Court will launch online case filing

Statewide model seen in project to start in spring

December 27, 2006|By Andrea F. Siegel | Andrea F. Siegel,sun reporter

In a pilot project that could become a statewide model, Anne Arundel County is about to begin a shift to electronic filing of Circuit Court cases.

In two years, complaints to start divorce proceedings or allegations that a convicted criminal is violating conditions of probation will be filed with the touch of a few computer keys, eliminating most paper from court cases.

About 23,000 new cases are opened in Anne Arundel County Circuit Court each year. Though some generate few documents, a long-simmering family feud or civil dispute or a retrial of an overturned criminal conviction can generate files that take up several shelves.

Advocates say e-filing is more efficient, because getting papers to the courthouse can be done from computers anywhere, and litigants and their lawyers can instantly access documents online - though some less-than-tech-savvy lawyers maintain it is a judicial plot to drive them crazy.

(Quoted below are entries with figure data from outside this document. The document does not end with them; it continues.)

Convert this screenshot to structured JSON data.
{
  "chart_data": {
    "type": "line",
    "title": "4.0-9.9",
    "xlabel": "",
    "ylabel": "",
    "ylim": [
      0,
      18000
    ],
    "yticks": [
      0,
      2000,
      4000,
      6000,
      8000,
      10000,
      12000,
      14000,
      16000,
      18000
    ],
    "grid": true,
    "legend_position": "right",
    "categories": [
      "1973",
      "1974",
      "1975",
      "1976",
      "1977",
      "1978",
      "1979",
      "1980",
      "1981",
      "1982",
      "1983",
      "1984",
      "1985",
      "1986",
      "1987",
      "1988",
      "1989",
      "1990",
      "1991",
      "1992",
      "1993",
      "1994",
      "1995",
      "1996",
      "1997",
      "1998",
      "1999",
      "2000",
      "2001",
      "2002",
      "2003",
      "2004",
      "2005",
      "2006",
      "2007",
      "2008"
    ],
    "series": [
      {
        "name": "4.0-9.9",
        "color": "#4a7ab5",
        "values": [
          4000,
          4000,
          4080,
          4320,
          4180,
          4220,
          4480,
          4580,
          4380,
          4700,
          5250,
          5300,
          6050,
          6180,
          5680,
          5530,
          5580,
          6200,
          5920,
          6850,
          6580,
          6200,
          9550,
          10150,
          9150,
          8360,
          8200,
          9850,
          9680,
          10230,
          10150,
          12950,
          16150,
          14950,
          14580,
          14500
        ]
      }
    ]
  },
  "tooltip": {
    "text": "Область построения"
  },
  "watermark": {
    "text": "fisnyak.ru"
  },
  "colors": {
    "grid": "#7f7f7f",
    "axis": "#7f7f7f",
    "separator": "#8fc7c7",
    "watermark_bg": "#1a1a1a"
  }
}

The same information publicly available in a paper file at the courthouse will be available through court computers for public use. The change will apply only to cases that start as the new system takes effect. Files now on paper will not be converted to electronic files.

"The courthouse, in effect, will be open 24 hours a day," said Circuit Judge Ronald A. Silkworth, who with Clerk of the Court Robert P. Duckworth leads a group creating the electronic filing system.

The court's plan calls for tying electronic filing into its existing network that tracks all cases electronically, Duckworth said. Nearly all circuit courts in Maryland use the same program to track and schedule cases. That program is hooked into a statewide system that allows anyone to search cases online by the names of people involved.

"This will fully test the technology and everything associated with it. We are looking at this as a definitive laboratory," said Frank Broccolina, administrator of the state's courts.

Federal courts and some courts in other states have undertaken similar changes, making case information available on the Web and documents through paid online accounts.

In the past year, Maryland has replaced an antiquated system, in which users had accounts allowing them computer access to basic information on court cases, with a free online search site.

Land records recently have gone electronic. This will be the fourth "e-filing" project in Maryland courts, after those of Prince George's County and Baltimore City circuit courts and Prince George's District Court.

The first, started in 1995 in Prince George's County Circuit Court, was limited to certain types of civil cases. But because e-filing was a little-used option, it never got off the ground.

The second, begun in 2001, is for asbestos litigation in Baltimore City Circuit Court.

The third, opened in 2003, is for landlord-tenant cases in District Court in Prince George's.

People who use the Anne Arundel County Circuit Court will have to adapt to e-filing, officials say.

"Everything will have to be filed that way. If it comes in on paper, we will scan it in. We cannot have two filing systems," Duckworth said.

Court clerks will show people how to use the new network, from how to electronically find and read a document to how to obtain printed copies, Duckworth said.

Lawyers and other users will have to open accounts to file online. The system is being put together by LexisNexis, the information giant that has similar systems, and paid for through user fees.

The charge to file a case from a remote computer is expected to be $6, and LexisNexis will be paid from that, officials said. Most other fees have not been set, but will be when the project opens, likely in March.

The first types of cases that will have to be electronically filed are civil cases that are not divorce, custody or other family matters.

The family cases will come next, then criminal, then juvenile.

The Orphans Court, which runs separately to deal with issues over estates, is not part of the pilot, though Silkworth said he expects his group will look into that.